Lors de la dernière édition, tenue en Islande du 5 au 14 octobre, le pays invité était le Canada. On a pu y entendre des oeuvres de Sean Ferguson, Laurie Radford et Ana Sokolovic interprétées par l’ensemble islandais Caput (qui nous visitait en février dernier durant MusiMars), et trois oeuvres de Jean-François Laporte: le Dance Theatre of Iceland dansait sur sa musique interprétée par Martin Ouellet au piano préparé; il donnait une performance solo sur ses instruments inventés; et le Quatuor Bozzini jouait en création mondiale sa pièce Moments. Le quatuor interprétait aussi Blanc dominant, de Sokolovic, dans un concert qui a fait grande impression et dont j’ai beaucoup entendu parler.
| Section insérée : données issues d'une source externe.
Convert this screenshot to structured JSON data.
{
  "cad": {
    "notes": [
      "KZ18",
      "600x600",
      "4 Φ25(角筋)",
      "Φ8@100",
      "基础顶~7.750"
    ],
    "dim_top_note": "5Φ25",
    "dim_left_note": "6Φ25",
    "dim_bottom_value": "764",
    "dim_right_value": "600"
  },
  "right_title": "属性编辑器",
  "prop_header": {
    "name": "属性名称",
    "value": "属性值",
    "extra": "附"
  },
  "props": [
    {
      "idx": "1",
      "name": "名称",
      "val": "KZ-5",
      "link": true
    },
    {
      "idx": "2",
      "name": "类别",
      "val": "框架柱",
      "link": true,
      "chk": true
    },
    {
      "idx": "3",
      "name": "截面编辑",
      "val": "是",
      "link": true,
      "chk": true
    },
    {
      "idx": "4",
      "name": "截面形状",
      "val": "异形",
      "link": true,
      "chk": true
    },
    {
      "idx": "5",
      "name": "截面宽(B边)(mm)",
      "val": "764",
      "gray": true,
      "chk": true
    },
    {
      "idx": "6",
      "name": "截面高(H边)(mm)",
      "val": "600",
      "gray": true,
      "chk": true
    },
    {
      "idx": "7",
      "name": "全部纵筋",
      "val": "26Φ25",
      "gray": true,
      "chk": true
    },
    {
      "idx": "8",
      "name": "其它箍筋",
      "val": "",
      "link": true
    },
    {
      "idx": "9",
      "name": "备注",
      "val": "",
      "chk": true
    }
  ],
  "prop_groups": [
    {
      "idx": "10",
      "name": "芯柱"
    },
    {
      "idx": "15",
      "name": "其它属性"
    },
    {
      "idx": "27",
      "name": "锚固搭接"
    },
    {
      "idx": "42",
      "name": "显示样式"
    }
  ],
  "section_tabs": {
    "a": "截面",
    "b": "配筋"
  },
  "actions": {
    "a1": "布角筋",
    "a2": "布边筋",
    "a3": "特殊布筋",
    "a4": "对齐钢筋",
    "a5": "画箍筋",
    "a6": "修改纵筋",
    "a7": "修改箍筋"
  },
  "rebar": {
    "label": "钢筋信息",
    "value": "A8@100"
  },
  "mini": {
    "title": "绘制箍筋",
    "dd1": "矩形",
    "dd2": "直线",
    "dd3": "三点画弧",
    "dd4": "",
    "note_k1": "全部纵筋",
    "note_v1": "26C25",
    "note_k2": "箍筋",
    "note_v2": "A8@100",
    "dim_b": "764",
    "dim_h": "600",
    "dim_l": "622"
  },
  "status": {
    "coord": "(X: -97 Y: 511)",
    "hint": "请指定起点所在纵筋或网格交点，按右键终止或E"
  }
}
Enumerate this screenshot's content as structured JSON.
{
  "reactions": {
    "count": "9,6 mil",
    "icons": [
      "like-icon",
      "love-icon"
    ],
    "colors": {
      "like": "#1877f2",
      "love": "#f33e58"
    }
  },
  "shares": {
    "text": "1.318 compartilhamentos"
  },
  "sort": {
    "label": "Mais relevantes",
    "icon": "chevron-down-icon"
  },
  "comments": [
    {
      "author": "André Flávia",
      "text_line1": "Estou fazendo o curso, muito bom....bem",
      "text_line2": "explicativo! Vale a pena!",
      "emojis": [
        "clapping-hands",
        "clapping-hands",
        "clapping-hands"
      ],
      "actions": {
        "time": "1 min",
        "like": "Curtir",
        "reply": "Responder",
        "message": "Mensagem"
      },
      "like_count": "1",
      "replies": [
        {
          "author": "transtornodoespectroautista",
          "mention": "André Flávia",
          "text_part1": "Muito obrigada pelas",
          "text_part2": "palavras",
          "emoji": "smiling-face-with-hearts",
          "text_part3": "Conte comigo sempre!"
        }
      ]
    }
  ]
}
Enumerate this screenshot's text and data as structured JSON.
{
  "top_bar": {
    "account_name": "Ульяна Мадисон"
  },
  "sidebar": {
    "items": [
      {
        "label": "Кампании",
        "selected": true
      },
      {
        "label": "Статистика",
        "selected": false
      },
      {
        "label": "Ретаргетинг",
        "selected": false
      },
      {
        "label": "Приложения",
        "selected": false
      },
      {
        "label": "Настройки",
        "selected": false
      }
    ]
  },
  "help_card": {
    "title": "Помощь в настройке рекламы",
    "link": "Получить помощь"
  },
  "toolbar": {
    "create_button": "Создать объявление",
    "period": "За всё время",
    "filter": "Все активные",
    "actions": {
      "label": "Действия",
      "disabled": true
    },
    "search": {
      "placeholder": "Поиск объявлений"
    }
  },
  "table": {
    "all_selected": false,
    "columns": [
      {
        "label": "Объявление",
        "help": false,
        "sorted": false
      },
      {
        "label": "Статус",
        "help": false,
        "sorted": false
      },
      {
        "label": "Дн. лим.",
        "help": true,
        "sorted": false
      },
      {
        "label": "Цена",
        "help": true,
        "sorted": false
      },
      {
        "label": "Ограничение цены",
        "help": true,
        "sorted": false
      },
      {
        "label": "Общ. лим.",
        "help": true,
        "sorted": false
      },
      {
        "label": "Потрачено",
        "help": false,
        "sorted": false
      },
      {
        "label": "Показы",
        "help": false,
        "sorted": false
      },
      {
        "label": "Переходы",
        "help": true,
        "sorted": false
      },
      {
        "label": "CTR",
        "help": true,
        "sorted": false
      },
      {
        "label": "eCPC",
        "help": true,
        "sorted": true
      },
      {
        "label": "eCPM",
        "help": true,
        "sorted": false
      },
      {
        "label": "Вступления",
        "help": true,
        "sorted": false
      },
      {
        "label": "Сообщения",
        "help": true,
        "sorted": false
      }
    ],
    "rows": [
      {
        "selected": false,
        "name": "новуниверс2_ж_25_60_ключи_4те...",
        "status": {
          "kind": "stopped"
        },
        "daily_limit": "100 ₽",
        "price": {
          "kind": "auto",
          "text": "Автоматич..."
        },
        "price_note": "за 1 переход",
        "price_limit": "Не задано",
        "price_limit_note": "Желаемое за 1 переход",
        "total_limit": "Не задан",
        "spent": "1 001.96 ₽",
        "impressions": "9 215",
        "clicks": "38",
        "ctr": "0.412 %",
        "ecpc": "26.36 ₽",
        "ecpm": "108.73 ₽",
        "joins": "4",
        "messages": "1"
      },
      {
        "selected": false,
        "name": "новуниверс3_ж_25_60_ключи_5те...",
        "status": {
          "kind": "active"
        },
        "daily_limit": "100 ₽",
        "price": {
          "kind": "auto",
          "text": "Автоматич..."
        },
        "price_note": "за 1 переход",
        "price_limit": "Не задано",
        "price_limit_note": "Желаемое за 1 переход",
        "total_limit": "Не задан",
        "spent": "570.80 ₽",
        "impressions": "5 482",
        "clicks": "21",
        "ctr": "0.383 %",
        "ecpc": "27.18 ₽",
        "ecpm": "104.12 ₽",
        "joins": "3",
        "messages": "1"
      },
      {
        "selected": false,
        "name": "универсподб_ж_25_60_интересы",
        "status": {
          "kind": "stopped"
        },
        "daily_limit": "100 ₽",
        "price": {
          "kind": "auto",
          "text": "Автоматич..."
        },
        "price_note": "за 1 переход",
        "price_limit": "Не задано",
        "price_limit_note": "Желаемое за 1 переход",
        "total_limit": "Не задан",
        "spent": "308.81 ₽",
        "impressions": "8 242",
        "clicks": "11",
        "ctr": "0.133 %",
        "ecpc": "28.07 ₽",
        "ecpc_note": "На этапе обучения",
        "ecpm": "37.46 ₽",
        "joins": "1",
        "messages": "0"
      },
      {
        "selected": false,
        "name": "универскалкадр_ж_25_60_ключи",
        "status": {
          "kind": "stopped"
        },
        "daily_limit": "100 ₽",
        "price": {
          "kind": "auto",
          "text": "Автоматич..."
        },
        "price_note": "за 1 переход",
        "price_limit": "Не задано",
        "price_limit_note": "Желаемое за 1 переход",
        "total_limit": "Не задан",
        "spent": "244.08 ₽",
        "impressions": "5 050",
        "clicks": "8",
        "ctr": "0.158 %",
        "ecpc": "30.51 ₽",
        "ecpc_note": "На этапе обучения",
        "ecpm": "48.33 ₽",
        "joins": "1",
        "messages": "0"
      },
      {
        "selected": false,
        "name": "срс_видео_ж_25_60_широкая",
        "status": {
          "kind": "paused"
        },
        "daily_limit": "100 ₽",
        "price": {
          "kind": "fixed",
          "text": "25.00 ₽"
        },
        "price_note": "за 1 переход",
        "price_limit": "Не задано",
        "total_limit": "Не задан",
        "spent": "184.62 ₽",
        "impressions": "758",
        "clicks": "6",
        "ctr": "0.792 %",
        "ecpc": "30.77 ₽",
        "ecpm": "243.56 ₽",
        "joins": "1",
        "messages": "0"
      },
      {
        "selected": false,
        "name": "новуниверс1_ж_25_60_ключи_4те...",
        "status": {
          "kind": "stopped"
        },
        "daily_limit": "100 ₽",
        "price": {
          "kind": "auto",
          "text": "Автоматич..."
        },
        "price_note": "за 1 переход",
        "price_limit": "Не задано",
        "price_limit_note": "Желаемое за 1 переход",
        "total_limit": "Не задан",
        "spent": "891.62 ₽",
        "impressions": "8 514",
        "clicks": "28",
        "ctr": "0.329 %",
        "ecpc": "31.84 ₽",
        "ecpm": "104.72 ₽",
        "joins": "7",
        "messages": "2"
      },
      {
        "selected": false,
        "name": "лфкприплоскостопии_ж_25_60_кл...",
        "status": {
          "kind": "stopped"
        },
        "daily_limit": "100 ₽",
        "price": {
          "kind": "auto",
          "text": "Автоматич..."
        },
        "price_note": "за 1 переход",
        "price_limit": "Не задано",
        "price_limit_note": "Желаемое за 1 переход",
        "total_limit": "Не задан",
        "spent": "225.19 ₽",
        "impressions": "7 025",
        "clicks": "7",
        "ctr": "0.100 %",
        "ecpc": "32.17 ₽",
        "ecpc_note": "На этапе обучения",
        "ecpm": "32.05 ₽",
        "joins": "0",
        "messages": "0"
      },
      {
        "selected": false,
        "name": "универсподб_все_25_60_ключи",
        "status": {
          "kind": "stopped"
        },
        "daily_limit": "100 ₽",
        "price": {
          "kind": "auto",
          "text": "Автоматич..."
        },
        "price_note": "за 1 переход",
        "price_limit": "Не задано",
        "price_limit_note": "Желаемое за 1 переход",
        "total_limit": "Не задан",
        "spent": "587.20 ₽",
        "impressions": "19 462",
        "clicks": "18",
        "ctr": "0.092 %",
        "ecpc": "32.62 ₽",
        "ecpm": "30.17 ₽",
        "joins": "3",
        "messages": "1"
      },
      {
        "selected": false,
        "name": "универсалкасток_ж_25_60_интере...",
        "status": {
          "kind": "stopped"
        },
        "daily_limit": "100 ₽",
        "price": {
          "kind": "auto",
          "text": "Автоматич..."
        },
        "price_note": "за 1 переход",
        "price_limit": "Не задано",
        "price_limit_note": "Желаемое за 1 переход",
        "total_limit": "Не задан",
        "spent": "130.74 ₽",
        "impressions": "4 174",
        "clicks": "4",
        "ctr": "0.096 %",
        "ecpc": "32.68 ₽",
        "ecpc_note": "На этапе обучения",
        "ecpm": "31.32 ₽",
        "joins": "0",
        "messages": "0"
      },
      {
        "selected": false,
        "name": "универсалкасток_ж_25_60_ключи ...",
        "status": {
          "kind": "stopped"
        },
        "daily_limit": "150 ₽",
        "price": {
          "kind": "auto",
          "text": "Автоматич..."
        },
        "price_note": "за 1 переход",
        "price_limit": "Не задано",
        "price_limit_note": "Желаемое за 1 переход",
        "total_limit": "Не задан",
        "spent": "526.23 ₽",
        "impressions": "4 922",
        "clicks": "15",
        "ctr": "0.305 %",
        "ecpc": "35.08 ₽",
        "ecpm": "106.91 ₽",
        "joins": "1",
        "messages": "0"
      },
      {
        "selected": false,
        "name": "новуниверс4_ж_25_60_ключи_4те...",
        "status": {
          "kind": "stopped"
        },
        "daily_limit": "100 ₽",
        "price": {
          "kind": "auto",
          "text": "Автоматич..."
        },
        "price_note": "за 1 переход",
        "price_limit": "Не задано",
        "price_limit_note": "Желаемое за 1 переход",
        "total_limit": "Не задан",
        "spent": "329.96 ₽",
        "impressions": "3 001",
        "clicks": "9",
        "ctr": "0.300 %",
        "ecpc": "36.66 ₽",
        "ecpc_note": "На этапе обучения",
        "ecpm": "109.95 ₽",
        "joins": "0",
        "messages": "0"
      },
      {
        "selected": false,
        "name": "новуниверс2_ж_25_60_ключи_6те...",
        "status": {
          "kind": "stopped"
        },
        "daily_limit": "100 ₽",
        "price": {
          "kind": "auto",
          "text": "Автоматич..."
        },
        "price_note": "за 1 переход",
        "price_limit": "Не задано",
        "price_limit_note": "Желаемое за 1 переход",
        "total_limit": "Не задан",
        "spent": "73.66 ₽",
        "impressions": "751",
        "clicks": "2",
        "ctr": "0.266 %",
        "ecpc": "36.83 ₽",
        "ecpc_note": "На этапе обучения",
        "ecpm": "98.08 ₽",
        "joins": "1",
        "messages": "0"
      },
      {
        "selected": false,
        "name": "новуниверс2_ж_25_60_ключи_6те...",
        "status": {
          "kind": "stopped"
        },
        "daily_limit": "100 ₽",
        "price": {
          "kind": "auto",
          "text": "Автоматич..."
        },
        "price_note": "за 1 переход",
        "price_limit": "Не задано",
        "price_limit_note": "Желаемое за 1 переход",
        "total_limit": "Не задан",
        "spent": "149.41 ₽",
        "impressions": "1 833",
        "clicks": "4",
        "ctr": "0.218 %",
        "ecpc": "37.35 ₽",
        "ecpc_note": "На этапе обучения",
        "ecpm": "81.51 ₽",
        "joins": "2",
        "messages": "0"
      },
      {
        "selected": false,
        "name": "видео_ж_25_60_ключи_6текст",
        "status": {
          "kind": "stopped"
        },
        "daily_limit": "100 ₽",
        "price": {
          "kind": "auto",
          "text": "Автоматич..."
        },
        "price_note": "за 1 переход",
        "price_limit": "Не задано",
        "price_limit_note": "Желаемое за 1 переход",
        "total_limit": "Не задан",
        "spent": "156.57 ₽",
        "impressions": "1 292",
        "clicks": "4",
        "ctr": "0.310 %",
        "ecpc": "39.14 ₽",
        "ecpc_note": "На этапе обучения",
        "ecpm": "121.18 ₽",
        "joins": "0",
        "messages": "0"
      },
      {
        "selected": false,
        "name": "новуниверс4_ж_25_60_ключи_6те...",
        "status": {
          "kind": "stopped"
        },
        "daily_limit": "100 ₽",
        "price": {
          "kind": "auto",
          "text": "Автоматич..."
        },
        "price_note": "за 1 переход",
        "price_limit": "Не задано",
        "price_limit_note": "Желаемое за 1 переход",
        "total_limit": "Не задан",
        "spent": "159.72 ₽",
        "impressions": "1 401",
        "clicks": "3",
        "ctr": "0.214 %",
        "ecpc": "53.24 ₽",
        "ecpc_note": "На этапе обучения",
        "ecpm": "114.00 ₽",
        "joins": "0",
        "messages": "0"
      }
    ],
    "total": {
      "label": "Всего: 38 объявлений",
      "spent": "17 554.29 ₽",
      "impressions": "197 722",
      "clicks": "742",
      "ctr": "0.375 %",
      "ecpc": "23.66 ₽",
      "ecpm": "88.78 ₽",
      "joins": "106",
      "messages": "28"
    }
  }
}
"Entendu parler"? Hé oui… Le festival avait choisi d’inviter quelques journalistes étrangers pour les trois derniers jours de l’événement… Assez pour goûter la manière nordique (pas si éloignée que ça de la nôtre, en fait) et pour faire un peu le tour de Reykjavik, en commençant par en sortir! Première activité pour les invités: un détour pour faire trempette dans l’eau chaude du Blue Lagoon. Probablement le seul festival où l’on commence par faire se déshabiller les journalistes!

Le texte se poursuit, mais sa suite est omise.